I'm working on an NLP project. And I want to have a list of sentences, whose vectors we've stored on disk. I then want to iterate through these vectors (preferably in chunks) and ask "How similar to this new sentence is this?".
Then store all of the distances as "edges" in a graph.
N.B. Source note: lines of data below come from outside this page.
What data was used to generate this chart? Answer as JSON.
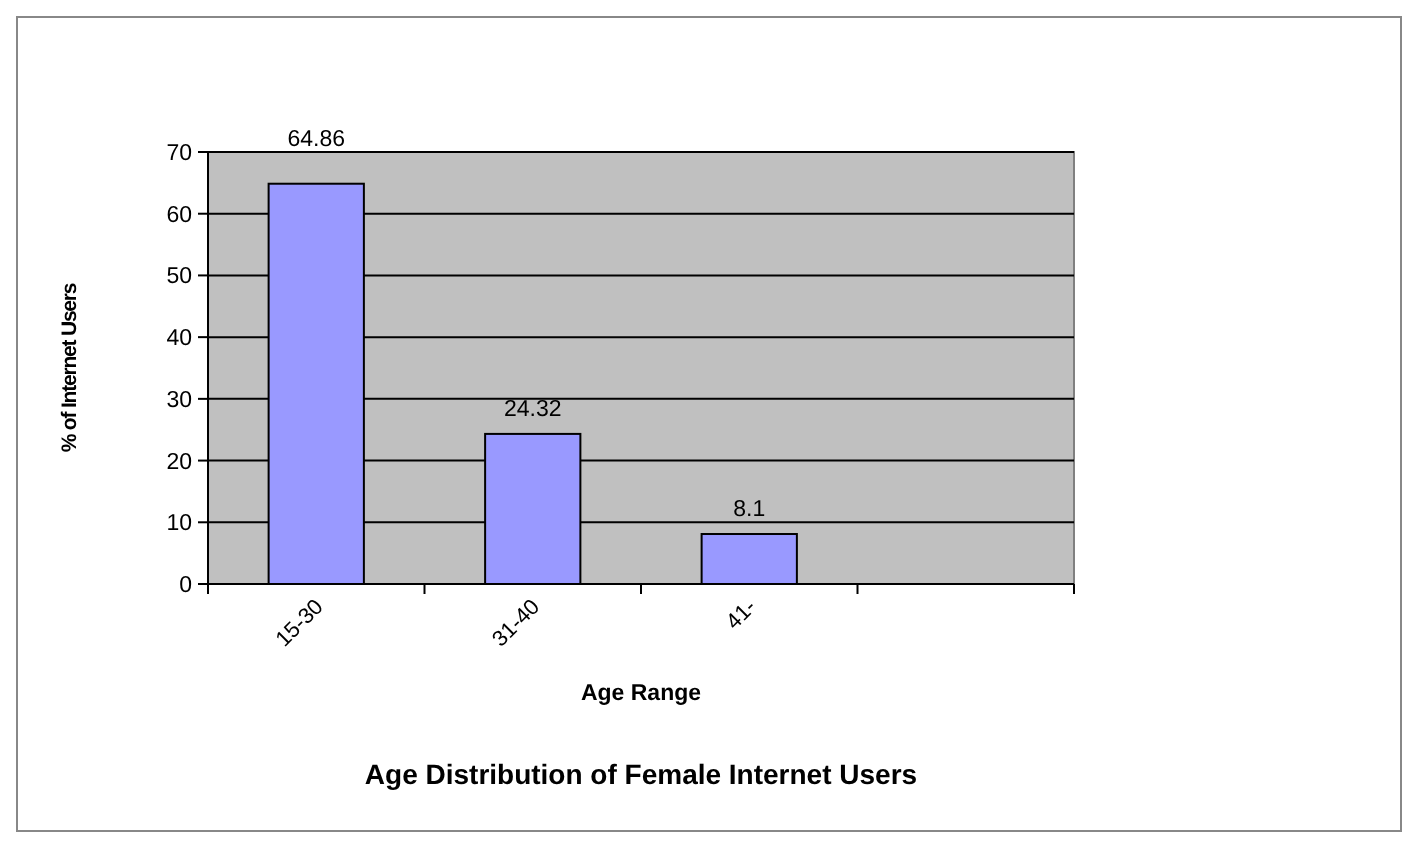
{
  "chart_data": {
    "type": "bar",
    "title": "Age Distribution of Female Internet Users",
    "xlabel": "Age Range",
    "ylabel": "% of Internet Users",
    "categories": [
      "15-30",
      "31-40",
      "41-",
      null
    ],
    "values": [
      64.86,
      24.32,
      8.1,
      null
    ],
    "color": "#9999ff",
    "ylim": [
      0,
      70
    ],
    "yticks": [
      0,
      10,
      20,
      30,
      40,
      50,
      60,
      70
    ],
    "grid": "y",
    "data_labels": true
  }
}
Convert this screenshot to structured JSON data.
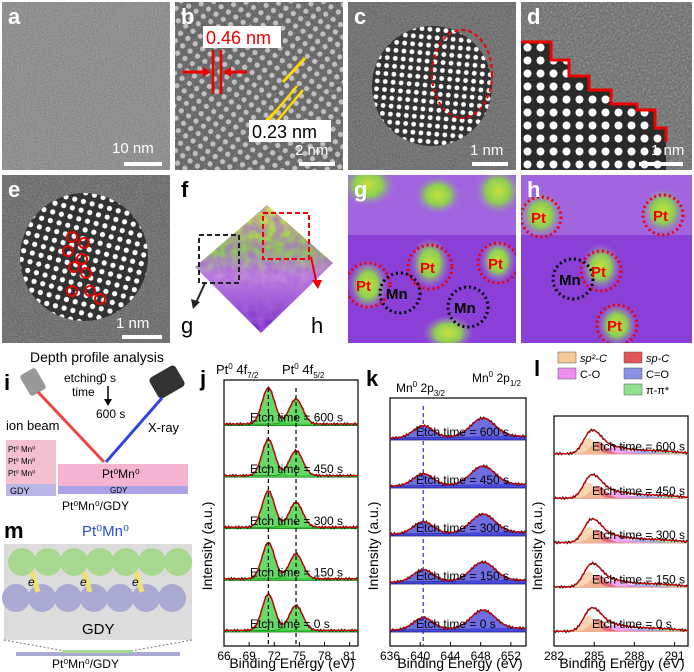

I've been walking through this tutorial: https://towardsdatascience.com/calculating-string-similarity-in-python-276e18a7d33a
And I've managed to get this working
from sklearn.metrics.pairwise import cosine_similarity
from sklearn.feature_extraction.text import CountVectorizer
vectorizer = CountVectorizer().fit_transform(sentences)
print(vectorizer)
<46x186 sparse matrix of type '<class 'numpy.int64'>'
with 283 stored elements in Compressed Sparse Row format>
print(vectorizer.toarray())
array([[0, 0, 0, ..., 0, 0, 0],
[0, 0, 0, ..., 0, 0, 0],
[0, 0, 0, ..., 0, 0, 0],
...,
[0, 0, 0, ..., 0, 0, 0],
[0, 0, 0, ..., 0, 0, 0],
[0, 0, 0, ..., 0, 0, 0]])
Where sentences
is a list of cleaned sentences.
But I have 2 concerns that I haven't been able to find a good answer for
- Do I have to compute the vectors with all the sentences every time I add a new one?
- Assuming yes, is this operation expensive on non-trivial datasets?
I've read this question: How to save and load numpy.array() data properly?
Which would allow me to save and load vectors if they can be re-used. But that doesn't answer my question about whether or not I actually can do so.